# 01_data_ingestion.ipynb

## **Objective:**
Load customer purchase data from CSV into a MySQL database for further analysis.

---

## **1️⃣ Import Necessary Libraries**

In [20]:
import pandas as pd
import mysql.connector
import logging

# Set up logging
logging.basicConfig(level=logging.INFO, format='%(asctime)s - %(levelname)s - %(message)s')

## **2️⃣ Define File Paths and Database Configurations**

In [21]:
# Define file path
CSV_PATH = "C:\\Users\\mahin\\CustomerPurchaseAnalysis\\customer_purchase_analysis\\data\\customer_data.csv"

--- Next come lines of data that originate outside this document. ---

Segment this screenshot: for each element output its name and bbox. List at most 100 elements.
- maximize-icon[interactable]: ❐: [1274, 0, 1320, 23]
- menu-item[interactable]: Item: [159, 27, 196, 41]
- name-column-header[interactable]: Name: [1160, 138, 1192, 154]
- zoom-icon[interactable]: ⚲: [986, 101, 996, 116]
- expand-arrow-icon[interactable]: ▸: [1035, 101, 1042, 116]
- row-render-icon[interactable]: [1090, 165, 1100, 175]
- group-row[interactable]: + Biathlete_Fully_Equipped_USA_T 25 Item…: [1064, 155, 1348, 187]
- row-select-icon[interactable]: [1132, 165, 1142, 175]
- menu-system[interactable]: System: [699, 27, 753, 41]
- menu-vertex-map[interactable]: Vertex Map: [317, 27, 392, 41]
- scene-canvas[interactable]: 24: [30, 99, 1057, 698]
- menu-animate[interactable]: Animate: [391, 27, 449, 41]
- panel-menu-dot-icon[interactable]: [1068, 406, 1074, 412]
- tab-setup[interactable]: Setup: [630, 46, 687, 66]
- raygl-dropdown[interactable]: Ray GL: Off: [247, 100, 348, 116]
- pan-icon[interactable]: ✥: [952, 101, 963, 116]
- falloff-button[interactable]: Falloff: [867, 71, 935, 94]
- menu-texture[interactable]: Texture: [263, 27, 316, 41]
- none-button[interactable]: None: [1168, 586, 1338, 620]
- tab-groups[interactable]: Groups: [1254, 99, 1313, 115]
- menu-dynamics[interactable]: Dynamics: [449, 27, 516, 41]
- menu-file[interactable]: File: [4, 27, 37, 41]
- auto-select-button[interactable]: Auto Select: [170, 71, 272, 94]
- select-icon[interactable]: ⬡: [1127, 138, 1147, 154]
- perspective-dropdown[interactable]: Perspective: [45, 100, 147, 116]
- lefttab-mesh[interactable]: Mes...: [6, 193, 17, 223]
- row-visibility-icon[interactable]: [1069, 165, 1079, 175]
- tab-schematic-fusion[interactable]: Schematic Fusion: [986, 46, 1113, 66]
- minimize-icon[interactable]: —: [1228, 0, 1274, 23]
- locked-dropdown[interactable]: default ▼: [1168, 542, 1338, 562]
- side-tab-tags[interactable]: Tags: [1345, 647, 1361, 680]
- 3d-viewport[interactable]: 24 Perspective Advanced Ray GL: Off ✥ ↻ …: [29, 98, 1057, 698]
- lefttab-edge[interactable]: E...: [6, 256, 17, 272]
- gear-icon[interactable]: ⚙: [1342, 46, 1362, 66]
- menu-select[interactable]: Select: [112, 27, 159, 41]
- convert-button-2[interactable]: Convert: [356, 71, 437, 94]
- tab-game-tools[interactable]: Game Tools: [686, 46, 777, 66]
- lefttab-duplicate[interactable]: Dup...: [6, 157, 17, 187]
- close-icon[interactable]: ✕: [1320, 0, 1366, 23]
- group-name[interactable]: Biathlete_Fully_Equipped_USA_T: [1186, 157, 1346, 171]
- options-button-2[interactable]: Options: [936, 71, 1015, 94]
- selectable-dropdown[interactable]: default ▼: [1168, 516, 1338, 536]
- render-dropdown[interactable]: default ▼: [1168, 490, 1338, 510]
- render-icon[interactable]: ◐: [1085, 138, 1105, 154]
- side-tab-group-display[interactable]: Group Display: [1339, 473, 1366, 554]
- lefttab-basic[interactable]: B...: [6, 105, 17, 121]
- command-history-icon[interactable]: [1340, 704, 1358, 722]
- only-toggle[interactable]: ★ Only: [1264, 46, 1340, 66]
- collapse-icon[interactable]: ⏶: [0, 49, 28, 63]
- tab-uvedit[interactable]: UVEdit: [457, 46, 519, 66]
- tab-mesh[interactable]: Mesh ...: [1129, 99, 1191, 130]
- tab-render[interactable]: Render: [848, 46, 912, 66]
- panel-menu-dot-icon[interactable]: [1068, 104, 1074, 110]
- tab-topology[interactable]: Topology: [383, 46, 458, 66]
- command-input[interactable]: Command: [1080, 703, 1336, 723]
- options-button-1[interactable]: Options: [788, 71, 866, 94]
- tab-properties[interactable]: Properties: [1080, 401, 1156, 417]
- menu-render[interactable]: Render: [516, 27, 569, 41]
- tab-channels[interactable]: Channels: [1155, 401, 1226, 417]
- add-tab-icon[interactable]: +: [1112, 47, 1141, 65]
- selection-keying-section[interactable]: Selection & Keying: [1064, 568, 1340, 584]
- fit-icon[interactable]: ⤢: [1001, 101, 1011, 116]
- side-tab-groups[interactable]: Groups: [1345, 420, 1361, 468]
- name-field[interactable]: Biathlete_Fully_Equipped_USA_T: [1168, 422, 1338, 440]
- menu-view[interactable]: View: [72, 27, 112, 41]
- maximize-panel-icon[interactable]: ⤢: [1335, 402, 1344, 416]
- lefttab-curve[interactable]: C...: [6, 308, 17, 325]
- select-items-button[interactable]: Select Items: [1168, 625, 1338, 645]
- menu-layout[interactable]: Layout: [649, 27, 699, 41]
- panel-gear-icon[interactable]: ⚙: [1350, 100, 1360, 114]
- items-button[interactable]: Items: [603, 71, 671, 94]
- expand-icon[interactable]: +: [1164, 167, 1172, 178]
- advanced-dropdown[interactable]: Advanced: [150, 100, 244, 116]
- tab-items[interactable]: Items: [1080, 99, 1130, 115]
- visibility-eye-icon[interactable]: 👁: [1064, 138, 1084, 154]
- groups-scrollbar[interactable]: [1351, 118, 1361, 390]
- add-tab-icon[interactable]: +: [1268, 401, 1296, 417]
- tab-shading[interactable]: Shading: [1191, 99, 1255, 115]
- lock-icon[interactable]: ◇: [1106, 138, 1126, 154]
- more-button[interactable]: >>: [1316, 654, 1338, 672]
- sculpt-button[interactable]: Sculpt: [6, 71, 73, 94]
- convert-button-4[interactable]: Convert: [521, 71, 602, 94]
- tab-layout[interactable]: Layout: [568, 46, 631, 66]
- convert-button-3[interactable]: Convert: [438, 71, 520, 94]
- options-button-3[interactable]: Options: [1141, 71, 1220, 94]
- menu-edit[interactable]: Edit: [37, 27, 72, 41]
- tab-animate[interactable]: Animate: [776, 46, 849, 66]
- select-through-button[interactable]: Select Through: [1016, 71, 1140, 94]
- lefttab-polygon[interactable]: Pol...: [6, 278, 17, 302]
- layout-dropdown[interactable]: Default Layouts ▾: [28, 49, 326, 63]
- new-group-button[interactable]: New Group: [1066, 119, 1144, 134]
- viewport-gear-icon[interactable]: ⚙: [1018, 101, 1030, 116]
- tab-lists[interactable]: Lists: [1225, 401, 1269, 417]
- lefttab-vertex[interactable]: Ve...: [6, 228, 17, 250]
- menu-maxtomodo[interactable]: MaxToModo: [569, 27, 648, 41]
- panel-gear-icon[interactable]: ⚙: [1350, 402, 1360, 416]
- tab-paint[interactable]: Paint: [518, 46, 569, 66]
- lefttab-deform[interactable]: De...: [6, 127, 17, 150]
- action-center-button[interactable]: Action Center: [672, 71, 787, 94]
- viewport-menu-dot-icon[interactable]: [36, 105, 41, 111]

# Database connection details
DB_CONFIG = {
    "host": "localhost",
    "user": "root",
    "password": "your_password",
    "database": "customer_db"
}

## **3️⃣ Connect to MySQL Database**
- Creates `customer_db` if it does not exist
- Establishes a connection

In [22]:
def connect_to_db():
    """Connects to MySQL database and creates customer_db if not exists."""
    try:
        conn = mysql.connector.connect(
            host=DB_CONFIG["host"],
            user=DB_CONFIG["user"],
            password=DB_CONFIG["password"]
        )
        cursor = conn.cursor()
        cursor.execute("CREATE DATABASE IF NOT EXISTS customer_db")
        cursor.close()
        conn.close()

        conn = mysql.connector.connect(**DB_CONFIG)
        logging.info("Connected to MySQL database.")
        return conn
    except Exception as e:
        logging.error(f"Database connection failed: {e}")
        return None

## **4️⃣ Load CSV Data into MySQL**
- Reads CSV data using Pandas
- Creates `customer_purchases` table if it does not exist
- Inserts data into the database

In [23]:
def load_csv_to_mysql():
    """Loads CSV data into MySQL database."""
    conn = connect_to_db()
    if conn is None:
        return
    
    df = pd.read_csv(CSV_PATH)
    cursor = conn.cursor()

    # Creating the table
    create_table_query = """
    CREATE TABLE IF NOT EXISTS customer_purchases (
        customer_id INT,
        region VARCHAR(255),
        product_category VARCHAR(255),
        purchase_amount FLOAT,
        purchase_frequency VARCHAR(50)
    )
    """
    cursor.execute(create_table_query)

    # Insert data
    for _, row in df.iterrows():
        cursor.execute(
            "INSERT INTO customer_purchases (customer_id, region, product_category, purchase_amount, purchase_frequency) VALUES (%s, %s, %s, %s, %s)",
            tuple(row)
        )

    conn.commit()
    cursor.close()
    conn.close()
    logging.info("Data successfully inserted into MySQL.")

## **5️⃣ Execute Data Ingestion**

In [24]:
load_csv_to_mysql()


2025-02-24 23:00:27,242 - ERROR - Database connection failed: 1045 (28000): Access denied for user 'root'@'localhost' (using password: YES)


## **6️⃣ Summary & Next Steps**
✅ CSV data has been successfully ingested into MySQL. 
✅ Next, move to `02_data_cleaning.ipynb` for data preprocessing.